A lawyer I once knew told me of a strange case, a suffragette who had never married. After her death, he opened her trunk and discovered 50 wedding gowns.
 

All creatures are flawed, but out of the flaw may come the universe.
 

All my writing is about the recognition that there is no single reality. But the beauty of it is that you nevertheless go on, walking towards utopia, which may not exist, on a bridge which might end before you reach the other side.
 

All the books I have written have been one book, from the beginning.
 

At the age of 18 all young poets are sure they will be dead at 21 - of old age.
 

Dreiser... I love... and almost wouldn't speak to anyone who ever attacked him.
 

I believe that all my work explores the human desire or obsession for utopias, and the structure of all my works is the search for utopias lost and rediscovered.
 

I don't believe there can be a poetic novel without political consciousness.
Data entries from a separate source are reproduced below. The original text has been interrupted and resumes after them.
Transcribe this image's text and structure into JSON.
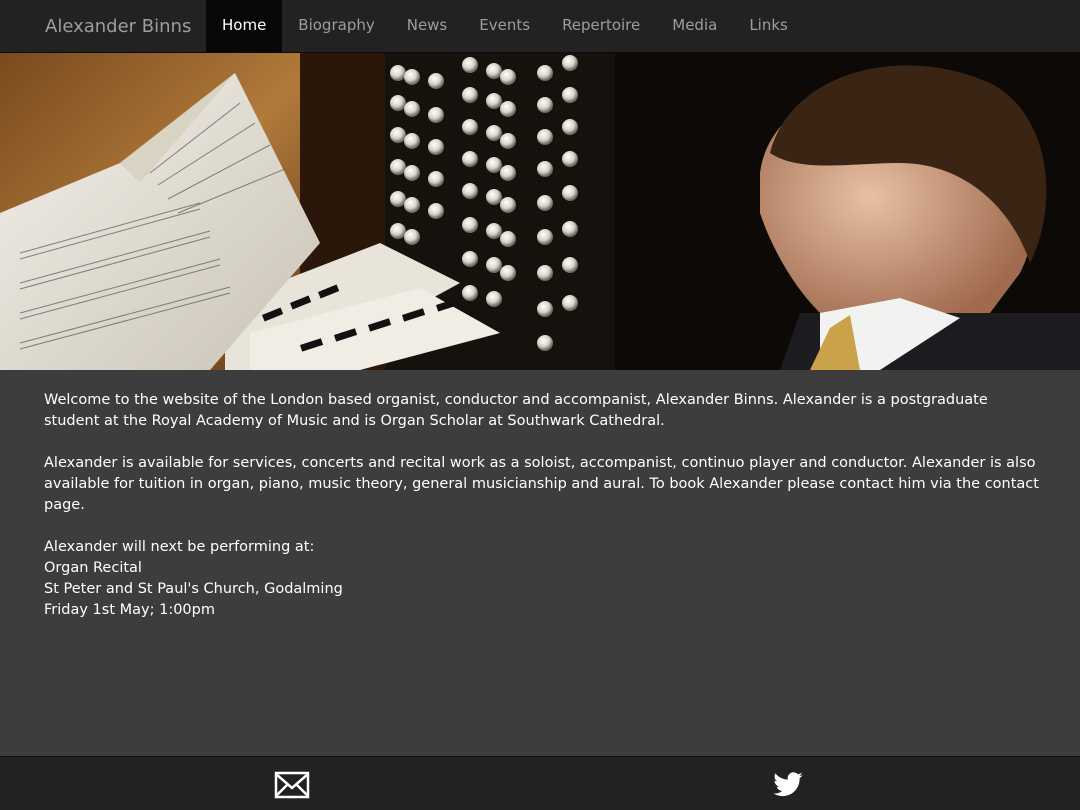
{
  "navbar": {
    "brand": "Alexander Binns",
    "items": [
      {
        "label": "Home",
        "active": true
      },
      {
        "label": "Biography",
        "active": false
      },
      {
        "label": "News",
        "active": false
      },
      {
        "label": "Events",
        "active": false
      },
      {
        "label": "Repertoire",
        "active": false
      },
      {
        "label": "Media",
        "active": false
      },
      {
        "label": "Links",
        "active": false
      }
    ]
  },
  "hero": {
    "image": "organist-at-console-photo"
  },
  "main": {
    "intro": "Welcome to the website of the London based organist, conductor and accompanist, Alexander Binns. Alexander is a postgraduate student at the Royal Academy of Music and is Organ Scholar at Southwark Cathedral.",
    "availability": "Alexander is available for services, concerts and recital work as a soloist, accompanist, continuo player and conductor. Alexander is also available for tuition in organ, piano, music theory, general musicianship and aural. To book Alexander please contact him via the contact page.",
    "next_performance": {
      "heading": "Alexander will next be performing at:",
      "event": "Organ Recital",
      "venue": "St Peter and St Paul's Church, Godalming",
      "datetime": "Friday 1st May; 1:00pm"
    }
  },
  "footer": {
    "icons": [
      "envelope-icon",
      "twitter-icon"
    ]
  },
  "colors": {
    "navbar_bg": "#222222",
    "active_tab_bg": "#080808",
    "page_bg": "#3d3d3d",
    "text": "#ffffff",
    "nav_text": "#9d9d9d"
  }
}
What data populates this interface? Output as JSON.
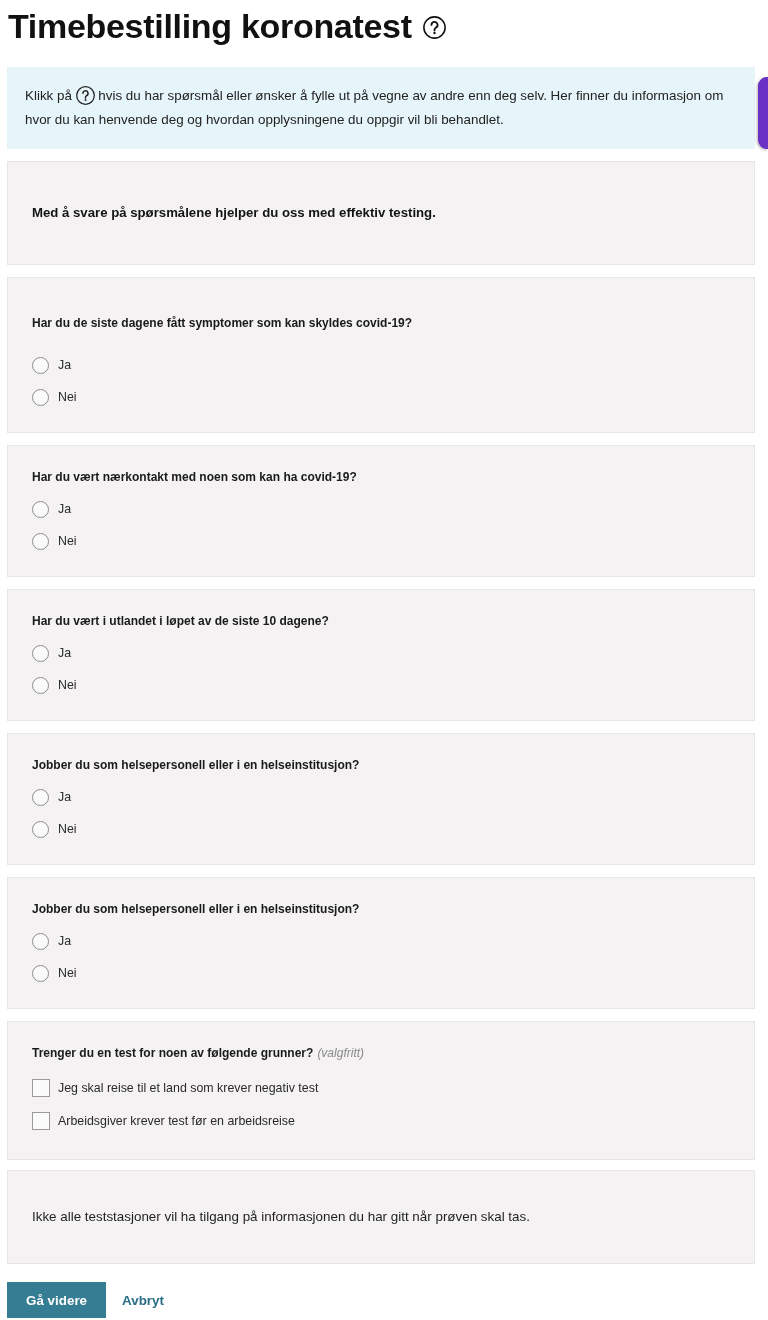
{
  "page": {
    "title": "Timebestilling koronatest"
  },
  "info": {
    "text_before_icon": "Klikk på",
    "text_after_icon": "hvis du har spørsmål eller ønsker å fylle ut på vegne av andre enn deg selv. Her finner du informasjon om hvor du kan henvende deg og hvordan opplysningene du oppgir vil bli behandlet."
  },
  "intro": {
    "text": "Med å svare på spørsmålene hjelper du oss med effektiv testing."
  },
  "questions": [
    {
      "kind": "radio",
      "label": "Har du de siste dagene fått symptomer som kan skyldes covid-19?",
      "options": [
        {
          "label": "Ja",
          "selected": false
        },
        {
          "label": "Nei",
          "selected": false
        }
      ]
    },
    {
      "kind": "radio",
      "label": "Har du vært nærkontakt med noen som kan ha covid-19?",
      "options": [
        {
          "label": "Ja",
          "selected": false
        },
        {
          "label": "Nei",
          "selected": false
        }
      ]
    },
    {
      "kind": "radio",
      "label": "Har du vært i utlandet i løpet av de siste 10 dagene?",
      "options": [
        {
          "label": "Ja",
          "selected": false
        },
        {
          "label": "Nei",
          "selected": false
        }
      ]
    },
    {
      "kind": "radio",
      "label": "Jobber du som helsepersonell eller i en helseinstitusjon?",
      "options": [
        {
          "label": "Ja",
          "selected": false
        },
        {
          "label": "Nei",
          "selected": false
        }
      ]
    },
    {
      "kind": "radio",
      "label": "Jobber du som helsepersonell eller i en helseinstitusjon?",
      "options": [
        {
          "label": "Ja",
          "selected": false
        },
        {
          "label": "Nei",
          "selected": false
        }
      ]
    },
    {
      "kind": "checkbox",
      "label": "Trenger du en test for noen av følgende grunner?",
      "optional_note": "(valgfritt)",
      "options": [
        {
          "label": "Jeg skal reise til et land som krever negativ test",
          "checked": false
        },
        {
          "label": "Arbeidsgiver krever test før en arbeidsreise",
          "checked": false
        }
      ]
    }
  ],
  "notice": {
    "text": "Ikke alle teststasjoner vil ha tilgang på informasjonen du har gitt når prøven skal tas."
  },
  "actions": [
    {
      "kind": "button",
      "label": "Gå videre"
    },
    {
      "kind": "link",
      "label": "Avbryt"
    }
  ]
}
I have a strong political conscience.
 

I knew Anais Nin, who called me after I had been away for a few years. She was seeking help because at that time no one would give her a decent review. She was made fun of.
 

I never fantasized or invented a thing, not one thing. I knew every single thing I ever wrote about.
 

I never thought of myself as either a woman or a man. I thought of myself as a person who was born to a writer, who was doomed to be a writer.
 

I think most people don't like others who, without a voice of their own, emulate the other. I certainly don't want anybody just to pick up my thoughts and hand them back to me.
 

I think there is a rage against women. I've come to see that now although at the time I did not notice it. I was preoccupied with my teaching and my writing.
 

I would never write realistic prose. I don't like people who try to write in a poetic style, but in the course of their book abandon it for realism, and weave back and forth like drunkards between the surreal and the real.
 

I would say my theme has always been paradise lost, always the lost cause, the lost leader, the lost utopia.
 

I would teach from nine to four, sleep an hour, and write from six until midnight, night after night.
 

I'm as much influenced by Joseph Smith and the Mormons as I am, more so, than by Eliot. Actually, I'm much more influenced by the poetry of the Mormons.
 

I'm quite sure that most writers would sustain real poetry if they could, but it takes devotion and talent.
 

I've been willing to go for years without publishing. That's been my career.